UPDATE: Whale Sanctuary Project Community Information Meeting Details:
- Dartmouth – Thursday, Jan 31st, 7.00 pm. (Doors open at 6.30.) Alderney Landing (The Rotunda), 2 Ochterloney Street;
- Liverpool – Friday, Feb 1st, 6.30 pm. Astor Theatre, (Gorham Room) 219 Main Street;
- Port Hawkesbury – Monday, Feb 4th, 6.30 pm. Civic Centre, 606 Reeves Street;
- Sherbrooke – Wednesday, Feb 6th, 6.30 pm. Fire Hall, 91 Old Road Hill;
- Sheet Harbour – Thursday, Feb 7th, 6.30 pm. Royal Canadian Legion, Branch 58, 23566 Nova Scotia Highway Trunk 7.
- Shelburne Area – Saturday Feb 9th, 1 pm. Parish of Christ Church Hall, 128 Hammond Street, Shelburne.
Jan 29, 2019: At a news conference, this morning, in Halifax, the Whale Sanctuary Project announced a series of public information meetings over the next 10 days to identify communities in Nova Scotia that may be interested in becoming home to a seaside sanctuary for beluga whales being retired from entertainment parks.
“We think that somewhere along this Atlantic coast of more than 8,000 kilometers, there may be an ideal site for a whale sanctuary,” our Executive Director, Charles Vinick, told reporters. “Most importantly, we believe there is the perfect community that shares our vision. And, once we find this community, we will find that site. That’s what we’re setting out to do over the next few weeks while we host public information meetings.”

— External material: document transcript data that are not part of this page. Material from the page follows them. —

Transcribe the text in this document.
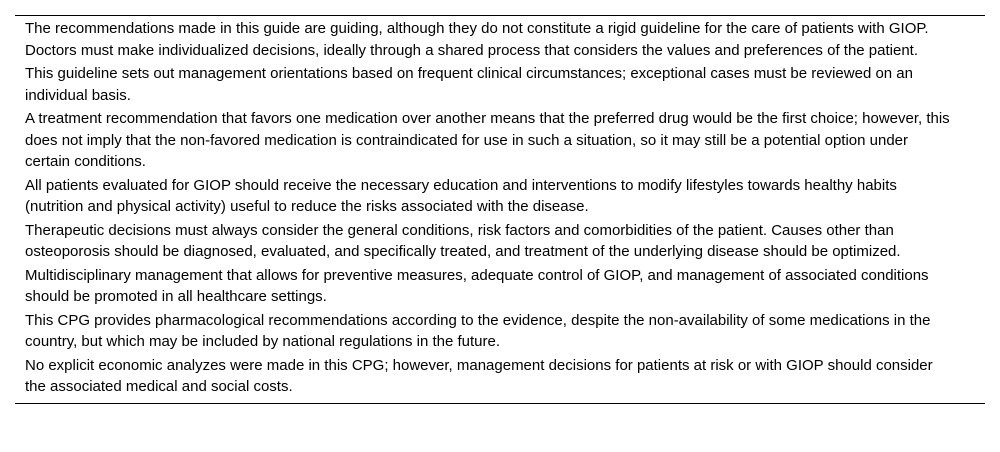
The recommendations made in this guide are guiding, although they do not constitute a rigid guideline for the care of patients with GIOP. Doctors must make individualized decisions, ideally through a shared process that considers the values and preferences of the patient.
This guideline sets out management orientations based on frequent clinical circumstances; exceptional cases must be reviewed on an individual basis.
A treatment recommendation that favors one medication over another means that the preferred drug would be the first choice; however, this does not imply that the non-favored medication is contraindicated for use in such a situation, so it may still be a potential option under certain conditions.
All patients evaluated for GIOP should receive the necessary education and interventions to modify lifestyles towards healthy habits (nutrition and physical activity) useful to reduce the risks associated with the disease.
Therapeutic decisions must always consider the general conditions, risk factors and comorbidities of the patient. Causes other than osteoporosis should be diagnosed, evaluated, and specifically treated, and treatment of the underlying disease should be optimized.
Multidisciplinary management that allows for preventive measures, adequate control of GIOP, and management of associated conditions should be promoted in all healthcare settings.
This CPG provides pharmacological recommendations according to the evidence, despite the non-availability of some medications in the country, but which may be included by national regulations in the future.
No explicit economic analyzes were made in this CPG; however, management decisions for patients at risk or with GIOP should consider the associated medical and social costs.
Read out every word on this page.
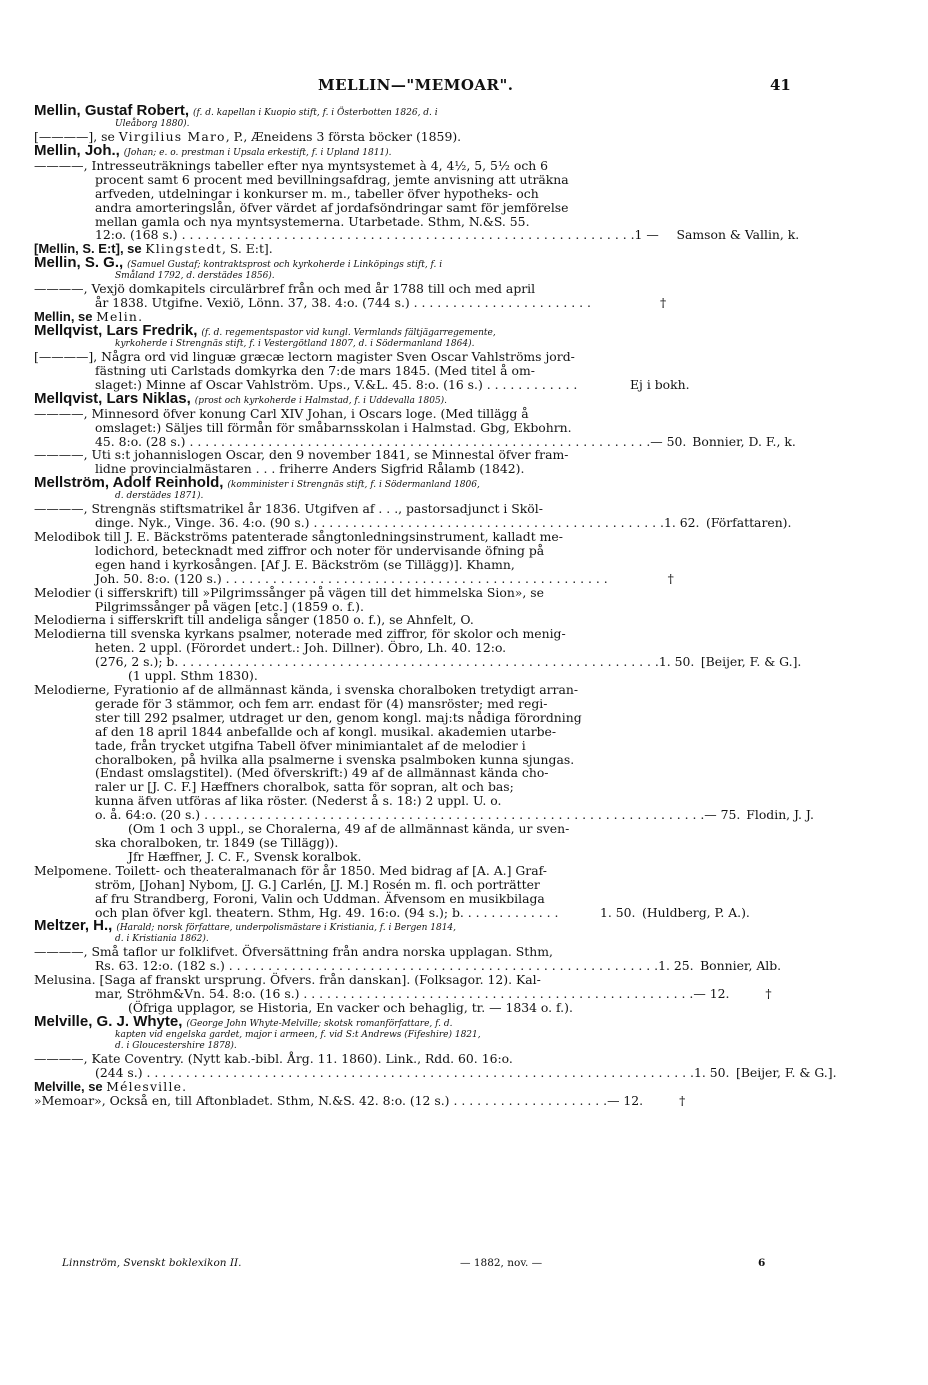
MELLIN—"MEMOAR".	41
Mellin, Gustaf Robert, (f. d. kapellan i Kuopio stift, f. i Österbotten 1826, d. i
Uleåborg 1880).
[————], se Virgilius Maro, P., Æneidens 3 första böcker (1859).
Mellin, Joh., (Johan; e. o. prestman i Upsala erkestift, f. i Upland 1811).
————, Intresseuträknings tabeller efter nya myntsystemet à 4, 4½, 5, 5½ och 6
procent samt 6 procent med bevillningsafdrag, jemte anvisning att uträkna
arfveden, utdelningar i konkurser m. m., tabeller öfver hypotheks- och
andra amorteringslån, öfver värdet af jordafsöndringar samt för jemförelse
mellan gamla och nya myntsystemerna. Utarbetade. Sthm, N.&S. 55.
12:o. (168 s.) . . . . . . . . . . . . . . . . . . . . . . . . . . . . . . . . . . . . . . . . . . . . . . . . . . . . . . . . . . 1 —	Samson & Vallin, k.
[Mellin, S. E:t], se Klingstedt, S. E:t].
Mellin, S. G., (Samuel Gustaf; kontraktsprost och kyrkoherde i Linköpings stift, f. i
Småland 1792, d. derstädes 1856).
————, Vexjö domkapitels circulärbref från och med år 1788 till och med april
år 1838. Utgifne. Vexiö, Lönn. 37, 38. 4:o. (744 s.) . . . . . . . . . . . . . . . . . . . . . . .	†
Mellin, se Melin.
Mellqvist, Lars Fredrik, (f. d. regementspastor vid kungl. Vermlands fältjägarregemente,
kyrkoherde i Strengnäs stift, f. i Vestergötland 1807, d. i Södermanland 1864).
[————], Några ord vid linguæ græcæ lectorn magister Sven Oscar Vahlströms jord-
fästning uti Carlstads domkyrka den 7:de mars 1845. (Med titel å om-
slaget:) Minne af Oscar Vahlström. Ups., V.&L. 45. 8:o. (16 s.) . . . . . . . . . . . .	Ej i bokh.
Mellqvist, Lars Niklas, (prost och kyrkoherde i Halmstad, f. i Uddevalla 1805).
————, Minnesord öfver konung Carl XIV Johan, i Oscars loge. (Med tillägg å
omslaget:) Säljes till förmån för småbarnsskolan i Halmstad. Gbg, Ekbohrn.
45. 8:o. (28 s.) . . . . . . . . . . . . . . . . . . . . . . . . . . . . . . . . . . . . . . . . . . . . . . . . . . . . . . . . . . . — 50. Bonnier, D. F., k.
————, Uti s:t johannislogen Oscar, den 9 november 1841, se Minnestal öfver fram-
lidne provincialmästaren . . . friherre Anders Sigfrid Rålamb (1842).
Mellström, Adolf Reinhold, (komminister i Strengnäs stift, f. i Södermanland 1806,
d. derstädes 1871).
————, Strengnäs stiftsmatrikel år 1836. Utgifven af . . ., pastorsadjunct i Sköl-
dinge. Nyk., Vinge. 36. 4:o. (90 s.) . . . . . . . . . . . . . . . . . . . . . . . . . . . . . . . . . . . . . . . . . . . . . 1. 62. (Författaren).
Melodibok till J. E. Bäckströms patenterade sångtonledningsinstrument, kalladt me-
lodichord, betecknadt med ziffror och noter för undervisande öfning på
egen hand i kyrkosången. [Af J. E. Bäckström (se Tillägg)]. Khamn,
Joh. 50. 8:o. (120 s.) . . . . . . . . . . . . . . . . . . . . . . . . . . . . . . . . . . . . . . . . . . . . . . . . .	†
Melodier (i sifferskrift) till »Pilgrimssånger på vägen till det himmelska Sion», se
Pilgrimssånger på vägen [etc.] (1859 o. f.).
Melodierna i sifferskrift till andeliga sånger (1850 o. f.), se Ahnfelt, O.
Melodierna till svenska kyrkans psalmer, noterade med ziffror, för skolor och menig-
heten. 2 uppl. (Förordet undert.: Joh. Dillner). Öbro, Lh. 40. 12:o.
(276, 2 s.); b. . . . . . . . . . . . . . . . . . . . . . . . . . . . . . . . . . . . . . . . . . . . . . . . . . . . . . . . . . . . . . 1. 50. [Beijer, F. & G.].
(1 uppl. Sthm 1830).
Melodierne, Fyrationio af de allmännast kända, i svenska choralboken tretydigt arran-
gerade för 3 stämmor, och fem arr. endast för (4) mansröster; med regi-
ster till 292 psalmer, utdraget ur den, genom kongl. maj:ts nådiga förordning
af den 18 april 1844 anbefallde och af kongl. musikal. akademien utarbe-
tade, från trycket utgifna Tabell öfver minimiantalet af de melodier i
choralboken, på hvilka alla psalmerne i svenska psalmboken kunna sjungas.
(Endast omslagstitel). (Med öfverskrift:) 49 af de allmännast kända cho-
raler ur [J. C. F.] Hæffners choralbok, satta för sopran, alt och bas;
kunna äfven utföras af lika röster. (Nederst å s. 18:) 2 uppl. U. o.
o. å. 64:o. (20 s.) . . . . . . . . . . . . . . . . . . . . . . . . . . . . . . . . . . . . . . . . . . . . . . . . . . . . . . . . . . . . . . . . — 75. Flodin, J. J.
(Om 1 och 3 uppl., se Choralerna, 49 af de allmännast kända, ur sven-
ska choralboken, tr. 1849 (se Tillägg)).
Jfr Hæffner, J. C. F., Svensk koralbok.
Melpomene. Toilett- och theateralmanach för år 1850. Med bidrag af [A. A.] Graf-
ström, [Johan] Nybom, [J. G.] Carlén, [J. M.] Rosén m. fl. och porträtter
af fru Strandberg, Foroni, Valin och Uddman. Äfvensom en musikbilaga
och plan öfver kgl. theatern. Sthm, Hg. 49. 16:o. (94 s.); b. . . . . . . . . . . . .	1. 50. (Huldberg, P. A.).
Meltzer, H., (Harald; norsk författare, underpolismästare i Kristiania, f. i Bergen 1814,
d. i Kristiania 1862).
————, Små taflor ur folklifvet. Öfversättning från andra norska upplagan. Sthm,
Rs. 63. 12:o. (182 s.) . . . . . . . . . . . . . . . . . . . . . . . . . . . . . . . . . . . . . . . . . . . . . . . . . . . . . . . 1. 25. Bonnier, Alb.
Melusina. [Saga af franskt ursprung. Öfvers. från danskan]. (Folksagor. 12). Kal-
mar, Ströhm&Vn. 54. 8:o. (16 s.) . . . . . . . . . . . . . . . . . . . . . . . . . . . . . . . . . . . . . . . . . . . . . . . . . . — 12.	†
(Öfriga upplagor, se Historia, En vacker och behaglig, tr. — 1834 o. f.).
Melville, G. J. Whyte, (George John Whyte-Melville; skotsk romanförfattare, f. d.
kapten vid engelska gardet, major i armeen, f. vid S:t Andrews (Fifeshire) 1821,
d. i Gloucestershire 1878).
————, Kate Coventry. (Nytt kab.-bibl. Årg. 11. 1860). Link., Rdd. 60. 16:o.
(244 s.) . . . . . . . . . . . . . . . . . . . . . . . . . . . . . . . . . . . . . . . . . . . . . . . . . . . . . . . . . . . . . . . . . . . . . . 1. 50. [Beijer, F. & G.].
Melville, se Mélesville.
»Memoar», Också en, till Aftonbladet. Sthm, N.&S. 42. 8:o. (12 s.) . . . . . . . . . . . . . . . . . . . . — 12.	†
Linnström, Svenskt boklexikon II.	— 1882, nov. —	6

“We believe there is the perfect community that shares our vision. And, once we find this community, we will find that site.”
Charles explained that the sanctuary will be a benefit not only to the whales who will be living there, but also to the community that hosts the sanctuary. For example, economic benefits to the community will include the creation of education center, employment for local residents, and the fact that the sanctuary will be purchasing food for the whales.
Dr. Lori Marino, President of the Whale Sanctuary Project, talked about her 30 years studying whales and dolphins.
“I’ve learned that belugas and other whales are highly intelligent and social mammals with a highly complex sense of self,” she said. “And because of these characteristics they suffer greatly spending their lives in concrete tanks in entertainment parks.”
Lori described their lives in those facilities as stressful, unhealthy, and short.
“The only way to end their suffering is to relocate them to a permanent seaside sanctuary, where they can receive expert care in a natural environment that serves their needs.”
Charles said that the site we’re looking for would be a 40-hectare area (roughly 100 acres) along the Atlantic shore of Nova Scotia. It would be a home for five to eight whales who are retired from entertainment facilities or who are injured and need rehabilitation within a netted-off area. On the shoreline there will be facilities for animal care and for sanctuary staff.
Together, Lori and Charles emphasized the importance of finding a coastal community that sees itself as the ideal home for what is certainly a novel project.
“We’re looking for communities that are as excited about this project as we are,” Charles said, “and who want to roll up their sleeves on the details so that together we can create this world-class endeavor.”